そこまでして、死んだ父親の思い出を守りたいのだろうか? 本当に?
「金貨1枚なら利子付でも半年程度で稼げるだろうが……生娘だろうになぁ」
「あーもう、なんでそこまで聞かせるんですか。俺、あの子と無関係なんですけど」
ワックスもつけてないのに毎日ちゃんとツンツンしている髪をぐしゃぐしゃにかき回す。
日本の倫理観とか、俺個人の正義感とか偽善とかアルコール、いろんなものが頭を駆け巡る。
「だー、もう! 最悪だ! 気分悪い」
「おい、兄ちゃん、なんだどうした?」
「あんま気にするな。

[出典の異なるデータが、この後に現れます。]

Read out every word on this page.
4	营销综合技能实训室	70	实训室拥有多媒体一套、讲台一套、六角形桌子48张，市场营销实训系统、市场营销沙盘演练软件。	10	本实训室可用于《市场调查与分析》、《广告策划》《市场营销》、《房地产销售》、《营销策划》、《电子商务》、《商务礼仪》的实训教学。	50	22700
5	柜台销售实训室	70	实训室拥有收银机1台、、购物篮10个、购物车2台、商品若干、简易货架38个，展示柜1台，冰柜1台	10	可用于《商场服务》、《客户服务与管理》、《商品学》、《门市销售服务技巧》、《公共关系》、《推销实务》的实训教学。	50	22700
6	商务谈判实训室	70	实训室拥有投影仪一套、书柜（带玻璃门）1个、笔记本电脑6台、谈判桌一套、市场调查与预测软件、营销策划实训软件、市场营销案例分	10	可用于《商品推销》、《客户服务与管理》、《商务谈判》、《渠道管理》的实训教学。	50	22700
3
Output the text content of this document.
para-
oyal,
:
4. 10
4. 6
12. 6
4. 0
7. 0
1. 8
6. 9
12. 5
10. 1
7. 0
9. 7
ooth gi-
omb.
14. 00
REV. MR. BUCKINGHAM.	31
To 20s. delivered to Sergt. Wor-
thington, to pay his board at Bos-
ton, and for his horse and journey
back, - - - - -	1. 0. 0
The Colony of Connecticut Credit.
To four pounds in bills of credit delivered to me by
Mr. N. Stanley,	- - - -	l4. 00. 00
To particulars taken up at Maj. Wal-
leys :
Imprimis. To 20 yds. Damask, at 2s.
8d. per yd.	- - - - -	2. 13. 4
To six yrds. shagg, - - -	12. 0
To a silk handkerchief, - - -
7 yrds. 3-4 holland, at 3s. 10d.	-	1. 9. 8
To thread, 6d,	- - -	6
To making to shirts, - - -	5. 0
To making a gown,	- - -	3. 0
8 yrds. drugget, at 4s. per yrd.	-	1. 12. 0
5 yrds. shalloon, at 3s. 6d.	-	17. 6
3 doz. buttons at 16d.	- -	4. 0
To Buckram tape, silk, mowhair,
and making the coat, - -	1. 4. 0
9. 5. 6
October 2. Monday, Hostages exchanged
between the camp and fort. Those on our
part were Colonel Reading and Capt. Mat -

不幸なのはあの子だけじゃない」
おっさんたちが慰めてくれるけど、もういろいろしんどい。
「黙っててくださいよ」
少女の露店の前に行き、リュックから金貨1枚を取り出してきんちゃく袋と交換でござに置く。
「はやく引っ越せ」
呆然としている少女の前から逃げるように、おっさんたちがたむろしている場所に戻る。
「いやー、兄ちゃん男前だな」
「絶対広めないでくださいよ。俺、不幸な子供何人も救う財力ないですからね」
「だな。さすがに四方八方から狙われるのはかわいそうだ」
俺の肩をバシバシ叩いて、近くにいた別のおっさんが「今の出来事は内緒にしよう」と皆に言い聞かせてくれた。
「じゃあ俺、もう行きます」
「気をつけてな」
見知らぬおっさんたちにジャーキーやら謎の干物、乾燥した豆を手渡されて露店通りを脱出。あの子が今後どうなるかなんて知らないけど、とりあえず今回は身売りしなくて済むはずだ。
買ったばかりのきんちゃく袋に手持ちの残金をまとめたら、金貨3枚と銀貨18枚、銅貨3枚にまで減っていた。
「高い財布買ったなぁ」
偽善者ぶるのはこれが最初で最後。
もし今後似たような境遇の子がいたとしても、助けるつもりはない。